Louis estaba llorando de la emoción y Harry sólo podía mirarlo, y enamorarse más.
—Voy a buscar un lugar para mí, donde pueda estar tranquilo y alejado. Pero les prometo que tendrán mi protección y algo más. Jamás podré agradecerles lo suficiente. Les deseo dicha y felicidad. —Le guiñó un ojo tres veces a Louis, quien comprendió y sólo bajó la cabeza.
Lo vieron volar, envuelto en medio de una ráfaga de viento frío. Sus corazones se sintieron cálidos.
Mientras caminaban de vuelta a su casa, Harry se detuvo. Louis sabía, pero preguntó de todas formas.
—¿Por qué tu corazón siente miedo?
—Soy un humano, con poderes, pero humano. Tú, un hada, el más hermoso de este mundo y de cualquier otro, pero tú vivirás cientos de años más y yo no. No quiero morir y dejarte aquí.
—Eso no pasará hermoso mago, mi mago. Confía en mí.
—No quiero dejar de vivir. Me gustaría que fuéramos eternos y amarte para siempre.
—¿Podemos discutirlo después? Ahora necesito que me demuestres todo ese amor.

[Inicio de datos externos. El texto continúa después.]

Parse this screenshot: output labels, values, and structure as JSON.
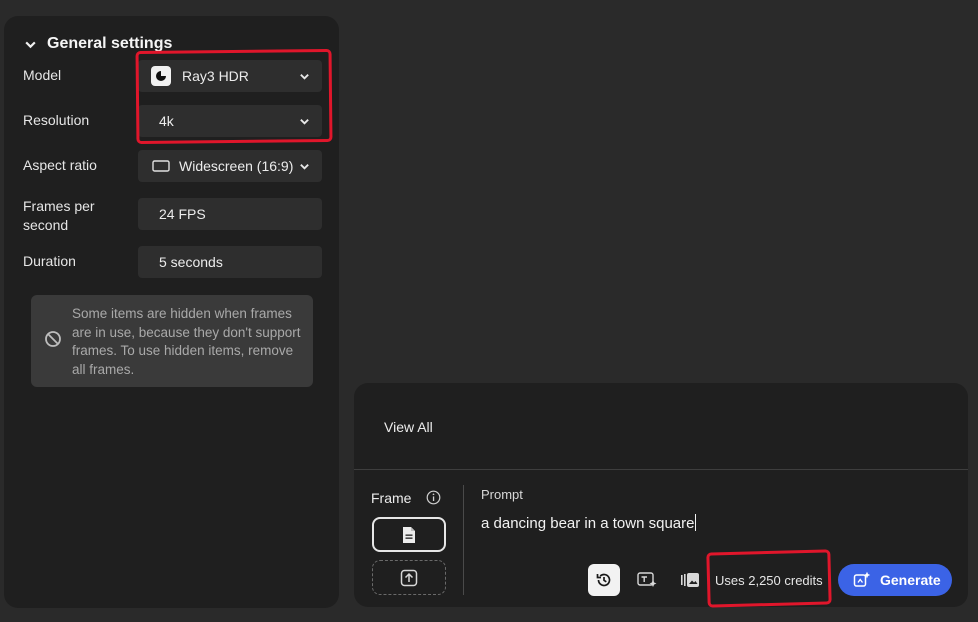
{
  "general_settings": {
    "title": "General settings",
    "model": {
      "label": "Model",
      "value": "Ray3 HDR"
    },
    "resolution": {
      "label": "Resolution",
      "value": "4k"
    },
    "aspect_ratio": {
      "label": "Aspect ratio",
      "value": "Widescreen (16:9)"
    },
    "fps": {
      "label_line1": "Frames per",
      "label_line2": "second",
      "value": "24 FPS"
    },
    "duration": {
      "label": "Duration",
      "value": "5 seconds"
    },
    "notice": "Some items are hidden when frames are in use, because they don't support frames. To use hidden items, remove all frames."
  },
  "prompt_panel": {
    "view_all": "View All",
    "frame_label": "Frame",
    "prompt_label": "Prompt",
    "prompt_text": "a dancing bear in a town square",
    "credits": "Uses 2,250 credits",
    "generate_label": "Generate"
  },
  "colors": {
    "annotation": "#e0162b",
    "generate": "#3b63e6",
    "panel": "#1f1f1f",
    "background": "#2a2a2a"
  },
  "icons": [
    "chevron-down-icon",
    "model-logo-icon",
    "widescreen-icon",
    "ban-icon",
    "info-icon",
    "document-icon",
    "upload-icon",
    "history-icon",
    "text-style-icon",
    "style-reference-icon",
    "generate-sparkle-icon"
  ]
}
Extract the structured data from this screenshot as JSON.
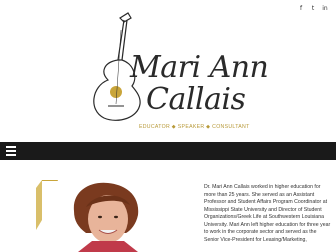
{
  "social": {
    "icons": [
      "facebook-icon",
      "twitter-icon",
      "linkedin-icon"
    ],
    "glyphs": [
      "f",
      "t",
      "in"
    ]
  },
  "brand": {
    "line1": "Mari Ann",
    "line2": "Callais",
    "tagline": "EDUCATOR ◆ SPEAKER ◆ CONSULTANT"
  },
  "colors": {
    "gold": "#c9a53a",
    "nav_bg": "#1a1a1a",
    "text": "#2a2a2a"
  },
  "bio": {
    "text": "Dr. Mari Ann Callais worked in higher education for more than 25 years. She served as an Assistant Professor and Student Affairs Program Coordinator at Mississippi State University and Director of Student Organizations/Greek Life at Southwestern Louisiana University. Mari Ann left higher education for three year to work in the corporate sector and served as the Senior Vice-President for Leasing/Marketing,"
  }
}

Y ahí mismo, al lado de un gran nogal, sobre la hierba fresca y fragante, se amaron hasta que el sol se escondió, demostrándose todo el amor que sentían, y las ansias de ser eternos en el cuerpo del otro. Se entregaron una y otra vez, como siempre, con todo lo que eran, disfrutando y reconociendo sus formas, olores y sabores, dando todo de ellos y más.
Los más bellos amaneceres eran con los dos apenas respirando y totalmente sudados. Las tardes perfectas se construían entre gemidos y espaldas arqueadas de placer. Las noches sublimes mezclaban los besos más tiernos y los más lujuriosos en un equilibrio único.
Una vida que era perfección mientras sus manos estuvieran unidas, y las marcas de sus uñas en la espalda de su amante; mientras sus almas estuvieran desnudas y también sus cuerpos; mientras el sueño de uno fuera el rostro del otro.
Nunca tuvieron suficiente. Se buscaban con desesperación, respondían ansiosos, como si cada vez fuera una experiencia nueva, casi como si fueran personas distintas. Pero entendían que la rutina les mostraba su mejor cara, esa que habla de compartir tu vida con una sola persona, con la indicada, la que tenía tu nombre escrita a fuego en su piel.
No importaba cuánto tiempo pasara en ese bosque que los cobijó y que volvieron mágico. Serían eternos en él, amándose entre medio de los árboles, plantas y flores, dejando su semilla extraordinaria que proliferaba y creaba nuevas especies, nuevos colores y nuevas sensaciones.
Un amor para siempre. Un amor real. Un amor mágico.